В центре Площади Искусств, на фоне сразу двух музеев, стоит Пушкин, широким жестом приглашая зайти в Малый Оперный. Вечером усталому путнику одна дорога — в театр. Но Юре виднее, куда вести усталых путников именно сейчас — ведь театральные билеты куплены на завтра. Пушкин гидом не работал, а посему не очень-то въезжает в ситуацию.

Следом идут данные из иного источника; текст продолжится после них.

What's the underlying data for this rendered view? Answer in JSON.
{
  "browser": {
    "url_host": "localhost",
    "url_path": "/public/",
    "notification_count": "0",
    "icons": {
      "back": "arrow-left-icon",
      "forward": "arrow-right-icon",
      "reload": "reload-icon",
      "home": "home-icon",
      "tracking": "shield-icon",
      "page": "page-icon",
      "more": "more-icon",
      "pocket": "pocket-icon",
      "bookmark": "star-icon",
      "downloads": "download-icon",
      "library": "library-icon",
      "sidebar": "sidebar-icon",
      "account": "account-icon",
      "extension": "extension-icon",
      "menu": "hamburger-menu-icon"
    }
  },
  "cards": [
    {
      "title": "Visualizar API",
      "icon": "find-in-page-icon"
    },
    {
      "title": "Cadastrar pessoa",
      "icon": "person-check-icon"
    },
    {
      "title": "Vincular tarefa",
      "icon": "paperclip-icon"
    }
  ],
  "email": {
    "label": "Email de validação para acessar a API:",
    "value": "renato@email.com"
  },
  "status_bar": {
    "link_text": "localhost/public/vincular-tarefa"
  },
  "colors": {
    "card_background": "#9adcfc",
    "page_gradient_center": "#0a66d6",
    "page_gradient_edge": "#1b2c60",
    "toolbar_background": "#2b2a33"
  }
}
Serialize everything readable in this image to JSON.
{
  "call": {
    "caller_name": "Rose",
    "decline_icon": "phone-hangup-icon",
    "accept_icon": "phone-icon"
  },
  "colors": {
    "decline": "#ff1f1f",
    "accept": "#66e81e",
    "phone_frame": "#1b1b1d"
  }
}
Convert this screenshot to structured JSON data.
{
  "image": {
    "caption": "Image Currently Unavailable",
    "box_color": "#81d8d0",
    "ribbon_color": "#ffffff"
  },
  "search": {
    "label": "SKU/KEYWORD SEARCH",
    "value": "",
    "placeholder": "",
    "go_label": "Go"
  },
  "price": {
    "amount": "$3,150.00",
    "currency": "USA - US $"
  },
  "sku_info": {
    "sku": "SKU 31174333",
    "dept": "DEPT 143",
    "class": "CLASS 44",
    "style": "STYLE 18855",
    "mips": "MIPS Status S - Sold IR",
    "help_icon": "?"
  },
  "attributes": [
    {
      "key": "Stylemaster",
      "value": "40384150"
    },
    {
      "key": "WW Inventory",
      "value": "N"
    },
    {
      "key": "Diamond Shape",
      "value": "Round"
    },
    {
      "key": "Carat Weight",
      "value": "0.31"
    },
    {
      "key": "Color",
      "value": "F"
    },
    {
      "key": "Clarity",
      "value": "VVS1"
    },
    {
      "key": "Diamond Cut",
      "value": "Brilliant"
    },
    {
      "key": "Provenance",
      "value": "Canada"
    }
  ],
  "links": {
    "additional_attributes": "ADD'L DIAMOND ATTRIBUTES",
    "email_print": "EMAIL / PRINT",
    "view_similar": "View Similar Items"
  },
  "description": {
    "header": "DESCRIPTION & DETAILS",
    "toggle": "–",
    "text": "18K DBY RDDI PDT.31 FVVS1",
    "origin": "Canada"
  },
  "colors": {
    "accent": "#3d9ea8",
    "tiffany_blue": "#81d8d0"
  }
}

Дав итальянцам полминуты на общение с известнейшим поэтом, Юра украдкой пнул ногой Марио. Тот подскочил, изрыгнув дежурную фразу:
— Синьори, кафэ! Чокколата! Тутто гратуито!
Два жестоких фюрера, обняв друг друга за талию и совершенно не оглядываясь, помчались к заветной двери. Солдатам ничего не оставалось как, сунув фотоаппараты в сумки, бежать за ними.
В «Онегине» духота, тесно, но весело. Месиво из иностранных групп, притянутых сюда расторопными гидами, ведёт себя, как племя папуасов: лихорадочно примеряются дешёвые побрякушки, листаются и несутся на кассу книги, а в адрес гидов сыплются комплименты, мол, дикое спасибо, что привёли в такую красоту. Завтра, в уличных киосках, они увидят то же самое, но за треть цены. Но завтра.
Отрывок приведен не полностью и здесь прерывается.